Education suffers in Budget 2017

25 May 2017

Education is the loser in today’s Budget announcement, with early childhood services suffering the seventh straight year of a funding freeze, and an increase to the school operations grant that will not cover inflation.
NZEI Te Riu Roa President Lynda Stuart described Vote Education as a "series of excuses" that delivered the bare minimum to cover population growth and avoid being accused of another school funding freeze.

“It was frustrating to see the Government boast about what amounts to a $2-a-year increase for targeted funding for “at risk” children – less than the cost of the Prime Minister’s Budget Day pie,” she said.

“We were hoping for a major boost for education, but this wasn't even a catchup. The government has let down our children, who need properly-funded schools and early childhood services, not excuses.

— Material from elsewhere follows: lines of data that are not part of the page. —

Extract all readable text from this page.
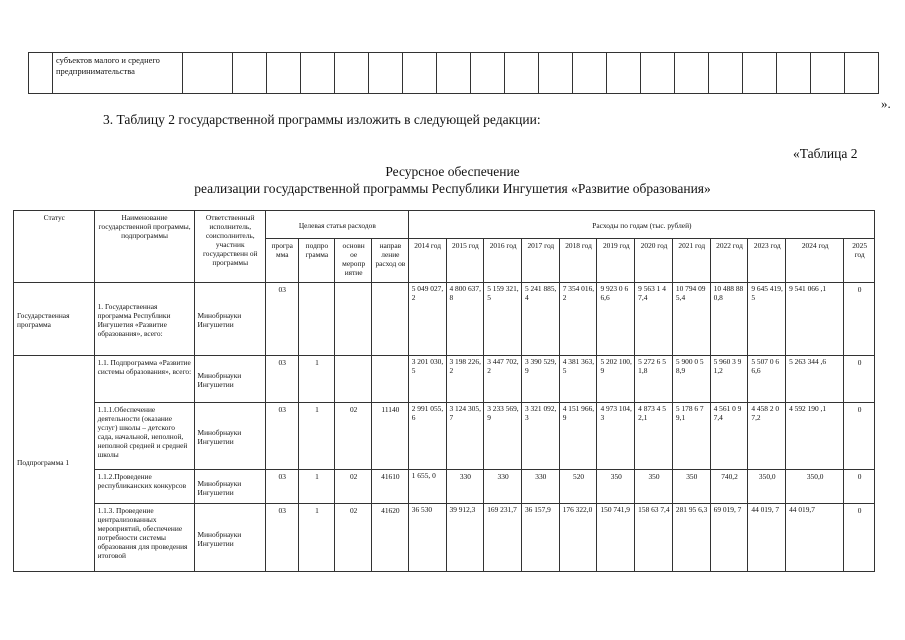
	субъектов малого и среднего предпринимательства																				
».
3. Таблицу 2 государственной программы изложить в следующей редакции:
«Таблица 2
Ресурсное обеспечение
реализации государственной программы Республики Ингушетия «Развитие образования»
Статус	Наименование государственной программы, подпрограммы	Ответственный исполнитель, соисполнитель, участник государственн ой программы	Целевая статья расходов				Расходы по годам (тыс. рублей)											
			програ мма	подпро грамма	основн ое меропр иятие	направ ление расход ов	2014 год	2015 год	2016 год	2017 год	2018 год	2019 год	2020 год	2021 год	2022 год	2023 год	2024 год	2025 год
Государственная программа	1. Государственная программа Республики Ингушетия «Развитие образования», всего:	Минобрнауки Ингушетии	03				5 049 027, 2	4 800 637,8	5 159 321,5	5 241 885,4	7 354 016,2	9 923 0 66,6	9 563 1 47,4	10 794 095,4	10 488 880,8	9 645 419,5	9 541 066 ,1	0
Подпрограмма 1	1.1. Подпрограмма «Развитие системы образования», всего:	Минобрнауки Ингушетии	03	1			3 201 030, 5	3 198 226,2	3 447 702,2	3 390 529,9	4 381 363,5	5 202 100,9	5 272 6 51,8	5 900 0 58,9	5 960 3 91,2	5 507 0 66,6	5 263 344 ,6	0
	1.1.1.Обеспечение деятельности (оказание услуг) школы – детского сада, начальной, неполной, неполной средней и средней школы	Минобрнауки Ингушетии	03	1	02	11140	2 991 055, 6	3 124 305,7	3 233 569,9	3 321 092,3	4 151 966,9	4 973 104,3	4 873 4 52,1	5 178 6 79,1	4 561 0 97,4	4 458 2 07,2	4 592 190 ,1	0
	1.1.2.Проведение республиканских конкурсов	Минобрнауки Ингушетии	03	1	02	41610	1 655, 0	330	330	330	520	350	350	350	740,2	350,0	350,0	0
	1.1.3. Проведение централизованных мероприятий, обеспечение потребности системы образования для проведения итоговой	Минобрнауки Ингушетии	03	1	02	41620	36 530	39 912,3	169 231,7	36 157,9	176 322,0	150 741,9	158 63 7,4	281 95 6,3	69 019, 7	44 019, 7	44 019,7	0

“This is a devastating blow to a sector that has been struggling to make ends meet and give our children a quality public education,” she said.

“Our members identified a raft of measures needed to restore funding eroded from education, and not a single one has been addressed. We estimate schools need an extra $50m a year in the operations grant, but have been given $60.5m over four years.”

The increase in the operations grant will not cover inflation or last year’s Budget freeze and leaves no room for any wage increase for low-paid support staff who are currently in collective agreement negotiations with the ministry.

“Our dedicated ECE teachers must be gutted by the seventh straight year of freezes on per-child funding. Services have been closing, changing hours, reducing qualified staff and everything possible to stay afloat. They simply can’t tighten their belts any further. This is going to further hit quality or parents’ pockets.”